Its expat transition time. You’ve arrived in a new country, and have got part-way established. Now, what’s missing? Would getting a job make this queasy feeling settle down?
- Firstly, comparisons are futile.
Your situation is different from that of your friend, partner or anyone else. They may have jobs, may have sorted things out easily from afar. But careers are individual. Different factors make a massive difference. It is easier – in general – if you are moving from one office of an organisation to another in the same organisation, or within one sector to a country where your contacts may overlap – if some factors remain stable.
- Acknowledge where you are at, and what you are struggling with.
Outside you may well need to put a brave face on it. As a newly arrived expat you can’t cry full strength over the first friendly faces on the playground without risking putting them off, – though they too will have been through this stage.
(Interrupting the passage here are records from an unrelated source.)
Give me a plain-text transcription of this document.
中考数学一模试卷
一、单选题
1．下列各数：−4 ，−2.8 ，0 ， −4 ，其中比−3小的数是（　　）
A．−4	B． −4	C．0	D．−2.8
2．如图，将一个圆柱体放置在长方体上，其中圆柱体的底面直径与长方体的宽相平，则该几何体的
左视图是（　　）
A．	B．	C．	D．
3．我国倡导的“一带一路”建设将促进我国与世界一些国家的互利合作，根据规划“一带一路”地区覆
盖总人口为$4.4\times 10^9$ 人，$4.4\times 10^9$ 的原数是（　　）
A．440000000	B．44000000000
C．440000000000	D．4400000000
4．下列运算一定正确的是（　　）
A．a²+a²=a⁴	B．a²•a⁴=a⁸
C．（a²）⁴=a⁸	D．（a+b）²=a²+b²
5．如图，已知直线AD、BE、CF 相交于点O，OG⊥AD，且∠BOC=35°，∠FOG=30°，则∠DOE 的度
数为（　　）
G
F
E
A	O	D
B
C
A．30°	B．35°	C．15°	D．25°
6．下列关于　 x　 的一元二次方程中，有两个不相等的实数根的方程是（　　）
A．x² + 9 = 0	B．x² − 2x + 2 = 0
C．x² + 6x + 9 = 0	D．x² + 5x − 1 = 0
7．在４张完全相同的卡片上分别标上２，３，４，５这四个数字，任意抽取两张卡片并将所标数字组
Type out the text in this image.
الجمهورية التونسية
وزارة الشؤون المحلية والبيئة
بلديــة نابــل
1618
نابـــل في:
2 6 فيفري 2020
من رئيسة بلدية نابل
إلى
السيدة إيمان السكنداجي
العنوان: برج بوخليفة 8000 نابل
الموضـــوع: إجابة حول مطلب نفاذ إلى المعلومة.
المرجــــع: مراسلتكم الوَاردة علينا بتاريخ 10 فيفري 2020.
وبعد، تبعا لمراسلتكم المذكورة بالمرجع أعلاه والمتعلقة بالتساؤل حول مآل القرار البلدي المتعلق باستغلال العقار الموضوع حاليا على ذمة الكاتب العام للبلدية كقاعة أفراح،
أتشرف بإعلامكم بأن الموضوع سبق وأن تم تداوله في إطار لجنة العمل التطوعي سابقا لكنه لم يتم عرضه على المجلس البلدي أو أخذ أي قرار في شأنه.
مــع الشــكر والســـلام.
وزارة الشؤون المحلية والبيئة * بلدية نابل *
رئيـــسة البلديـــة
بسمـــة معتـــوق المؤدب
Find a safe place or person with whom to be honest, even if its only your diary. Shaking your fist at the universe in your diary makes a difference.
- Seek peers in transition.
Like Freshers Weeks, antenatal classes or expeditions to Everest Base Camp, some transitions are easier ventured together.
I was immeasurably grateful to three newly arrived women friends, with whom I would retreat for cocktails on a Friday afternoon. We’d sit in a near deserted restaurant, howling with laughter at this week’s tales of woe and misunderstandings. Having mates who you know are on your side, who will listen in confidence, with whom to laugh down disappointment, mishaps and painful transition made all the difference.
- Acknowledge to yourself those hard-won identities you are losing and gaining.
A move to Kenya meant for me, the loss of my work identity as a university careers adviser, and just as importantly, my social network and unofficial advisors as a mother in the long-term closeknit huddle of mums on the playground of our children’s village primary school.I came to realise I was missing the quick hits of students seen and related to, of workshops developed and delivered, replaced by a role I would never have applied for, as unofficial works coordinator failing to tick off interminable jobs outside my control, like the endless attempts to unblock airlocks in our water system. I moved from driver of a tiny micra on ordered roads, to driver of two tonne prado with dodgy brakes tussling with Kenyan drivers and stuck in hours of traffic each day. The losses are worst if hidden and unnoticed. Take time to acknowledge them.
- Allow yourself protective space
You may feel on show at a time of vulnerable transition. You may be competing for the next post against people in your office, or uncertain what comes next. It can be a time of feeling vulnerable as nothing since the major acne outburst of adolescence. It is particularly difficult if you have made the decision to move on, given two terms notice, and can’t find the opening. Caterpillars retreat to a chrysallis for good reason. Consider where your people are who are wholly on your side. It could be a counsellor or a career guidance practitioner, an online forum or a regular phonecall with a friend, but find someone who can remind you of your strengths and who you are at your best.
Taking a positive action helps. You won’t feel ready, but jump nonetheless. Volunteering with a community group gets us into a new setting. You start to build new networks. You remember that you are competent. You start to gain experiences to chat about in more formal settings. Of course you don’t want big scale commitments at this stage. You want the freedom to pick and choose. Give yourself a get out clause ‘I’d love to help while I get established’.
What helped you develop a new work identity in a new country?